Soon, we heard a call. It was feeding time. The centre supplements the food as there were not enough fruits in the wild for them. However, during the fruiting seasons in December, there may not be any response to the feeding calls, leaving many tourists frustrated and disappointed when no orang utan is sighted. We were lucky. June was a low fruit period. We watched as a female with an infant clinging onto her arrived first and took a bunch of bananas. Following close behind was a juvenile, swinging wildly. They moved away quickly when a huge male appeared.
As we were walking out, a grandmother primate was trying to nap at the visitor’s verandah while her grandchild pestered her to move to the forest.

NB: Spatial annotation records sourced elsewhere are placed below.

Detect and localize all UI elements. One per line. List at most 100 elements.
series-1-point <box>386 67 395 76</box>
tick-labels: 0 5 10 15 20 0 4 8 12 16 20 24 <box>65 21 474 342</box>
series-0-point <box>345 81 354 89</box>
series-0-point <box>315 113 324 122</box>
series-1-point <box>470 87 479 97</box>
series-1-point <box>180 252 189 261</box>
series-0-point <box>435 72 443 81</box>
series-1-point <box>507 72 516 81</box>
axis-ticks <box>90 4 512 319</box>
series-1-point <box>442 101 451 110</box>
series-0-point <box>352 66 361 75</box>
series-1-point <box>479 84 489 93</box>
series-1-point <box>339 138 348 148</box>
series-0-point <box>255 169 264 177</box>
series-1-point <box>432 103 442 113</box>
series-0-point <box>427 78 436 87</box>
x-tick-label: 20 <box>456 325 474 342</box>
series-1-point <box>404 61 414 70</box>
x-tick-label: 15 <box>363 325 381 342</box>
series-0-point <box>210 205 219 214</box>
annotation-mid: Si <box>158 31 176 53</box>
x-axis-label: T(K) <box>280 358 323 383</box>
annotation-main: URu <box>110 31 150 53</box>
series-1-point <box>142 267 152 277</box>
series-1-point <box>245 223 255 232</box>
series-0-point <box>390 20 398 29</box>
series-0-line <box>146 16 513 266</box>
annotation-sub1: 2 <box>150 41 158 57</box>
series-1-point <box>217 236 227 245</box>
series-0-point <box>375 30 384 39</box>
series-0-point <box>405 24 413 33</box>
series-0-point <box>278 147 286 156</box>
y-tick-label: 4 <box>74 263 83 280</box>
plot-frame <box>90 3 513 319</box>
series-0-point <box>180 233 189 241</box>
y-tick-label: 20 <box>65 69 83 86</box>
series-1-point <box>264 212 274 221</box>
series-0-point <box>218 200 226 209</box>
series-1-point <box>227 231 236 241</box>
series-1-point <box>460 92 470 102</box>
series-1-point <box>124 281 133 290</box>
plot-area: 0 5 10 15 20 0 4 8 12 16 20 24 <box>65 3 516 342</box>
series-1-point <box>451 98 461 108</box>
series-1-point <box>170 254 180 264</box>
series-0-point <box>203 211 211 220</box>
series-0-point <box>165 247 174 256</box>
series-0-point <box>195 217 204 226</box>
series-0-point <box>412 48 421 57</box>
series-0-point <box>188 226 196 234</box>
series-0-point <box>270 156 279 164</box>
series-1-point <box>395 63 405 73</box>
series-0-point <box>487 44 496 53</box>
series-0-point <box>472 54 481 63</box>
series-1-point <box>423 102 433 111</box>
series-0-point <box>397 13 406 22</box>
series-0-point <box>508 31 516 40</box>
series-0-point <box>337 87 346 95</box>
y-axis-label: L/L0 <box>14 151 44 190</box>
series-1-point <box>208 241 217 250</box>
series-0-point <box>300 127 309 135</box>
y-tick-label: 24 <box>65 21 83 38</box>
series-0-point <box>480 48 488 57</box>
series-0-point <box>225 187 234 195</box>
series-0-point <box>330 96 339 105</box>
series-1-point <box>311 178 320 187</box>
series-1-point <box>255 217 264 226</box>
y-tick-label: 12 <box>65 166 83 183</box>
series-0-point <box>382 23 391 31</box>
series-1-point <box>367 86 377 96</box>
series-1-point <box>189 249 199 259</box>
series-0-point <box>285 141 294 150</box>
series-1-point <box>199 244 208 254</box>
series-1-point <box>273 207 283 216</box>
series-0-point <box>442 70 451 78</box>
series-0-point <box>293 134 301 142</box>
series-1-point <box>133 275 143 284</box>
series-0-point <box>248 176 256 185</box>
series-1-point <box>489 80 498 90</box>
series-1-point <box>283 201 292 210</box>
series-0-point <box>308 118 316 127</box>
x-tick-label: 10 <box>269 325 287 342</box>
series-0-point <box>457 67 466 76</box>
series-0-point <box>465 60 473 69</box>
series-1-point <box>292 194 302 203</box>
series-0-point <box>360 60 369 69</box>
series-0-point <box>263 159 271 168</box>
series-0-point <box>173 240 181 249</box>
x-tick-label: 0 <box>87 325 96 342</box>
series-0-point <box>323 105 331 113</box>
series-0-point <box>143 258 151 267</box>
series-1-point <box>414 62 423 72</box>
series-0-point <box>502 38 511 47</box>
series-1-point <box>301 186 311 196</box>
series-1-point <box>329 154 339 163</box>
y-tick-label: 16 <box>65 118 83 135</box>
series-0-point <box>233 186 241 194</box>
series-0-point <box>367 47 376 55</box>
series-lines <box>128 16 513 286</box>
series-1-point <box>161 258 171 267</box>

She refused and patiently tolerated his prodding and pushing. They attracted a crowd, all fascinated by how human-like the primates were in behavior.
Our next stop was the Bidayuh Annah Rais Longhouse. Bidayuh is one of the largest aboriginal tribes in Sarawak. They live in houses joined in a chain, not unlike the modern terrace houses. This type of housing arrangement protects the community against enemies. The longhouse we were visiting was situated at Annah Rais Village.
Upon reaching, guests have to sign in at the guard post and we were offered a locally brewed rice wine as a form of welcome.
The longhouse was largely empty as we strolled along the bamboo porches. Doors were tightly shut as most residents were working and residing in town. Those remaining were mostly old folks, farming in nearby lands for padi and pepper seeds. A visitor centre has been set up in what was the village head’s house, and our guide explained the skulls on display. The tribes were head hunters before.
An enterprising man was selling souvenir and a chance to try out the blow pipes used by hunters. My son Aaron turned out to be a pro, shooting right on target on his first try and drawing a round of applause from the other visitors.
Mike and I had visited a long house in 1985 and we marveled at the progress. In place of primitive adjoined huts we had seen before were modern houses, still joint, with satellite dishes on the roofs, brick walls and fancy windows. Still, the tour did give us a brief idea of how the tribes were before Western missionaries came at the turn of the twentieth century.
Our brief tour ended with a visit to a souvenir shop for pepper. Did you know Sarawak produces the best pepper in the world. I did not.